Forward-looking statements and information involve significant risks and uncertainties, should not be read as guarantees of future performance or results and will not necessarily be accurate indicators of whether or not such results will be achieved. A number of factors could cause actual results to differ materially from the results discussed in the forward-looking statements or information, including, but not limited to, the factors discussed below and under “Risk Factors”, and elsewhere in this release, as well as unexpected changes in laws, rules or regulations, or their enforcement by applicable authorities; the failure of parties to contracts with the company to perform as agreed; social or labour unrest; changes in commodity prices; and the failure of exploration programs or studies to deliver anticipated results or results that would justify and support continued exploration, studies, development or operations.

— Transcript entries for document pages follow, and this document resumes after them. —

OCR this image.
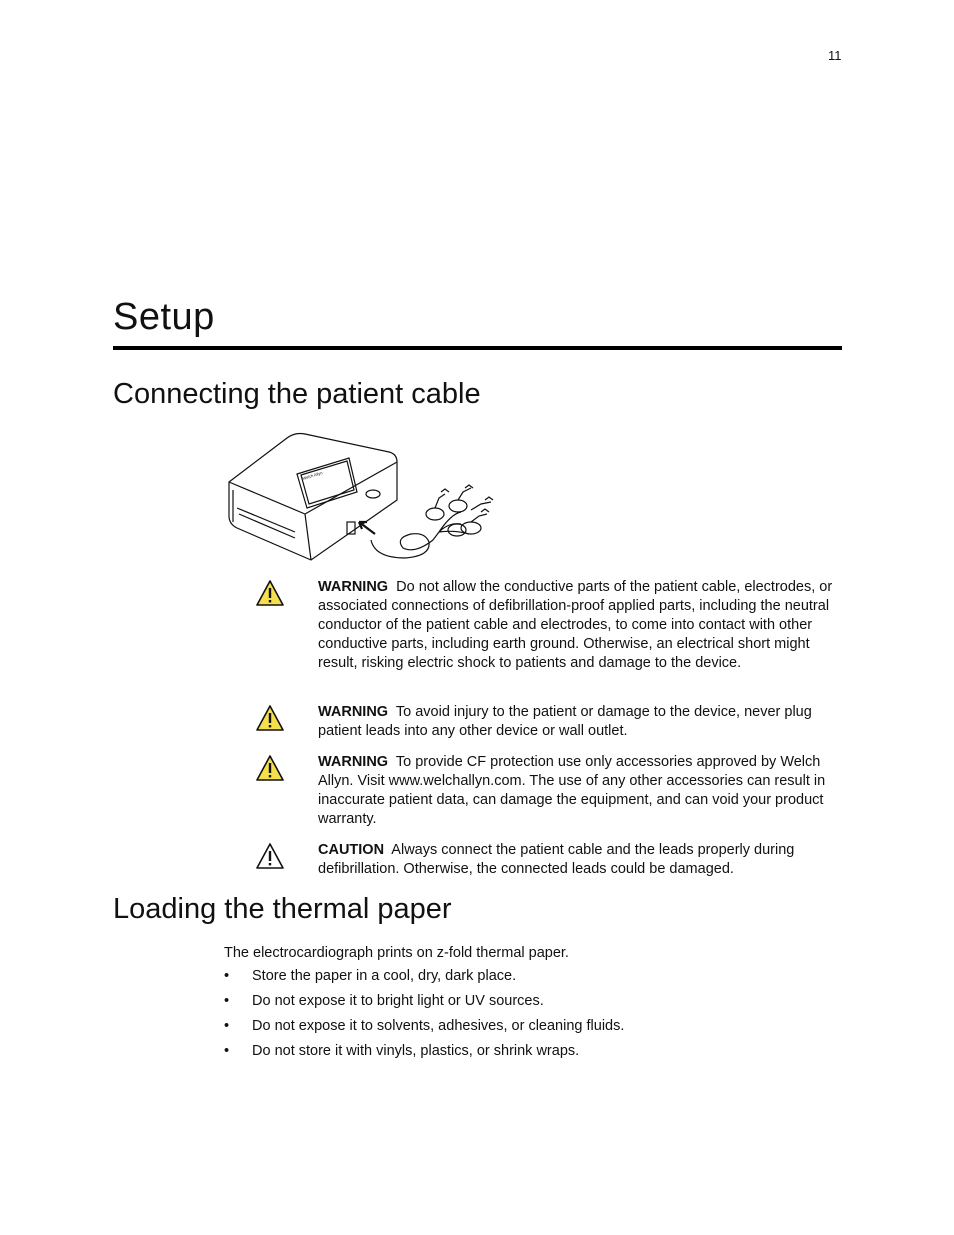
11
Setup
Connecting the patient cable
Welch Allyn
WARNING Do not allow the conductive parts of the patient cable, electrodes, or associated connections of defibrillation-proof applied parts, including the neutral conductor of the patient cable and electrodes, to come into contact with other conductive parts, including earth ground. Otherwise, an electrical short might result, risking electric shock to patients and damage to the device.
WARNING To avoid injury to the patient or damage to the device, never plug patient leads into any other device or wall outlet.
WARNING To provide CF protection use only accessories approved by Welch Allyn. Visit www.welchallyn.com. The use of any other accessories can result in inaccurate patient data, can damage the equipment, and can void your product warranty.
CAUTION Always connect the patient cable and the leads properly during defibrillation. Otherwise, the connected leads could be damaged.
Loading the thermal paper
The electrocardiograph prints on z-fold thermal paper.
•	Store the paper in a cool, dry, dark place.
•	Do not expose it to bright light or UV sources.
•	Do not expose it to solvents, adhesives, or cleaning fluids.
•	Do not store it with vinyls, plastics, or shrink wraps.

Although the forward-looking statements contained in this release are based upon what management of the company believes are reasonable assumptions, the company cannot assure investors that actual results will be consistent with these forward-looking statements. These forward-looking statements are made as of the date of this release and are expressly qualified in their entirety by this cautionary statement. Subject to applicable securities laws, the company does not assume any obligation to update or revise the forward-looking statements contained herein to reflect events or circumstances occurring after the date of this release.
The company’s actual results could differ materially from those anticipated in these forward-looking statements as a result of the factors set forth below in the “Risk Factors” section in the company’s 2020 Q4 MD&A and its current annual information form.